CQC report highlights failure to learn from tragic mistakes

Today’s call by the Care Quality Commission (CQC) for radical change in the way deaths of people with mental health problems and people with learning disabilities is investigated is a vital rallying call for change.

We know that both groups are more likely to die prematurely and that these deaths are often preventable, so it is crucial that we learn from these deaths creating real change and improved practice and care for others.

This review was triggered by the sad death of Connor Sparrowhawk, who had a learning disability and epilepsy. Connor died in 2013 while receiving care at an assessment and treatment centre run by Southern Health NHS Trust. It was the campaigning of his family that eventually led to an investigation of his death.

The investigation found horrific failings by Southern Health, including a lack of leadership, poor quality investigations, a lack of family involvement in investigations, and opportunities for learning being missed. The most telling factor being that deaths of people with learning disabilities were routinely not investigated.

The CQC’s report found the way NHS Trusts review and investigate deaths of patients in England to be lacking across the board, having implications far beyond Southern Health. Not one single NHS Trust was able to demonstrate good practice across all aspects of identifying, reviewing and investigating deaths. Or a process that offers support and appropriate communication with families.

Learning from deaths has been highlighted many times over the years by reports such as Death by Indifference (PDF) by MENCAP, which exposed appalling examples of deaths of people with learning disabilities from preventable illnesses. This was reinforced by the Confidential Inquiry into premature deaths of people with learning disabilities (PDF) and the Department of Health report Progress on premature deaths of people with learning disabilities.

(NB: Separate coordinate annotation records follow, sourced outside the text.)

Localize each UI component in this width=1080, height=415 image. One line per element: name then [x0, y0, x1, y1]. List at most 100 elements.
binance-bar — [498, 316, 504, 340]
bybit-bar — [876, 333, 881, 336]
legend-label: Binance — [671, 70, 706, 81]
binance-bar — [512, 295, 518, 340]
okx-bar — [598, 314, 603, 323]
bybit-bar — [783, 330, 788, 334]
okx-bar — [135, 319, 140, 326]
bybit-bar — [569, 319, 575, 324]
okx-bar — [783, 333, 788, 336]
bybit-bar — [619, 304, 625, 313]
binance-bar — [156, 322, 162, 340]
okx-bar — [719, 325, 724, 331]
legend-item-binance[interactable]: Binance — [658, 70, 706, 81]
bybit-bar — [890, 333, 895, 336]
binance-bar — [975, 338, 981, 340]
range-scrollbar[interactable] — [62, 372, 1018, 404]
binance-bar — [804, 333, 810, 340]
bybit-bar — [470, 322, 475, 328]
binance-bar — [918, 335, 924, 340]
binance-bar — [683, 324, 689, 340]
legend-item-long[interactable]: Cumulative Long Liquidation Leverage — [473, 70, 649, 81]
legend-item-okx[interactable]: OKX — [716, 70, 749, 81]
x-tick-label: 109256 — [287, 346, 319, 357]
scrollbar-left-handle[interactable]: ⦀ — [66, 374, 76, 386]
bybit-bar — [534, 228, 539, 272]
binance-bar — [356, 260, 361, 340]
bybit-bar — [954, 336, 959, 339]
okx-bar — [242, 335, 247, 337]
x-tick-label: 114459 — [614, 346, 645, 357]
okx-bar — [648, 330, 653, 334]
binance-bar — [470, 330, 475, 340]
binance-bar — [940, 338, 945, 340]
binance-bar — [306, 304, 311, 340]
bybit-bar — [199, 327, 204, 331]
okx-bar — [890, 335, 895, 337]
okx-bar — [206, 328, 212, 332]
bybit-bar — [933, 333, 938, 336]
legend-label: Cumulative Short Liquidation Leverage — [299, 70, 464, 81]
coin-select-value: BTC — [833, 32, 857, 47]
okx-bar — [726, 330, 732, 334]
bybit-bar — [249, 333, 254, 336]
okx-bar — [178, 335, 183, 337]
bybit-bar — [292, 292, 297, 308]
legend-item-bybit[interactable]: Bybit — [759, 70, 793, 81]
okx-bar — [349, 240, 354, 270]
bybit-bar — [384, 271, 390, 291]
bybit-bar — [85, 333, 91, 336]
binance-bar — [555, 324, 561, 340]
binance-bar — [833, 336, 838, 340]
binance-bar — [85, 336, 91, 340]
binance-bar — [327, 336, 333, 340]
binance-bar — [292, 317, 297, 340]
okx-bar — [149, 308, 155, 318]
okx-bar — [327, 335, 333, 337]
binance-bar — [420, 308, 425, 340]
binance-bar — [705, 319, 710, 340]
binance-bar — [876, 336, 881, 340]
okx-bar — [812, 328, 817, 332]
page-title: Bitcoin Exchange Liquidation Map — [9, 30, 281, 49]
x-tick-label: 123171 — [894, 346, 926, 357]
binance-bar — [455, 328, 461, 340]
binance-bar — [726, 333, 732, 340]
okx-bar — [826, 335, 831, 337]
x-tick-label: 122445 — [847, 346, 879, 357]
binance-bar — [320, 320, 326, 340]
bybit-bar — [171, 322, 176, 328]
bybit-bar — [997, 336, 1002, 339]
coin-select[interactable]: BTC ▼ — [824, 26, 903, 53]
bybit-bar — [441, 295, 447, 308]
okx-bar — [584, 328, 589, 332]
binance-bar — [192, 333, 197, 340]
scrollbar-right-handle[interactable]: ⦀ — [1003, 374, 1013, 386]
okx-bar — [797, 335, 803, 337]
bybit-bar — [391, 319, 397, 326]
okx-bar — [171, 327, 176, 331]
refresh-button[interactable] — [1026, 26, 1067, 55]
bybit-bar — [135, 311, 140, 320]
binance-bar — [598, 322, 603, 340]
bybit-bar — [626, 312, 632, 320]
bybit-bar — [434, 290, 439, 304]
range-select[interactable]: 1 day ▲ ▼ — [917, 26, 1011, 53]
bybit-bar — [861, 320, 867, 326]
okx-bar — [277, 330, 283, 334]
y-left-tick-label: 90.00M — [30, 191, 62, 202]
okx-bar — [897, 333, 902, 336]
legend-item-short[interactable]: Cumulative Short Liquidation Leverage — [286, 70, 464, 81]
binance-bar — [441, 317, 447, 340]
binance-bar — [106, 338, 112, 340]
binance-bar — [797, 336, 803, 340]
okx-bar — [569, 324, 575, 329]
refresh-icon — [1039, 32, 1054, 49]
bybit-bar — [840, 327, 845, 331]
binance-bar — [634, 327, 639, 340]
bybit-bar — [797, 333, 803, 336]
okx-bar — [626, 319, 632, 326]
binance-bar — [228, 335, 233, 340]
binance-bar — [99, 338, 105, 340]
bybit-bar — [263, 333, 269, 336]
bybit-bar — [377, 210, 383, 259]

These reports called for radical change in the care and support of people with learning disabilities who were found to die 20 to 25 years earlier than the general population from preventable illnesses, yet little seems to have changed.

Given the scale of the problem and the systematic failings, the Foundation for People with Learning Disabilities is calling for ALL deaths of people with learning disabilities to be investigated as standard, whether the deaths occur in NHS or social care provision. We need assurance that we will see an end in the failures in recognising, referring and supporting people with learning disabilities which leads to their premature death. Often these deaths are caused by disjointed systems of communication and lack of universal frameworks that fail to support learning about the prevention of ill health and preventable deaths.

We need a commitment from the health and social care sectors to work together to develop a common framework for investigating deaths. In 2016 we can no longer accept failings in care that have catastrophic consequences because of things like lack of communication or disjointed IT systems.

Ensuring justice for people with learning disabilities involves us all, so efforts shouldn’t focus solely on health provision but on all, including social care, education and anyone responsible for the care of people with learning disabilities. We need to see an end to the discrimination against people with learning disabilities that are automatically excluded from death reviews. The CQC must ensure that inspections are happening exposing the quality of investigations of the deaths of people with learning disabilities.

Equality doesn’t mean justice. To treat everyone the same in health and social care means that the most vulnerable of us will fall through the net and our specific needs go unmet. We all have the right to live a happy and healthy life, and it’s time for that value to be reflected in the systems we use to monitor our contact with health and social care.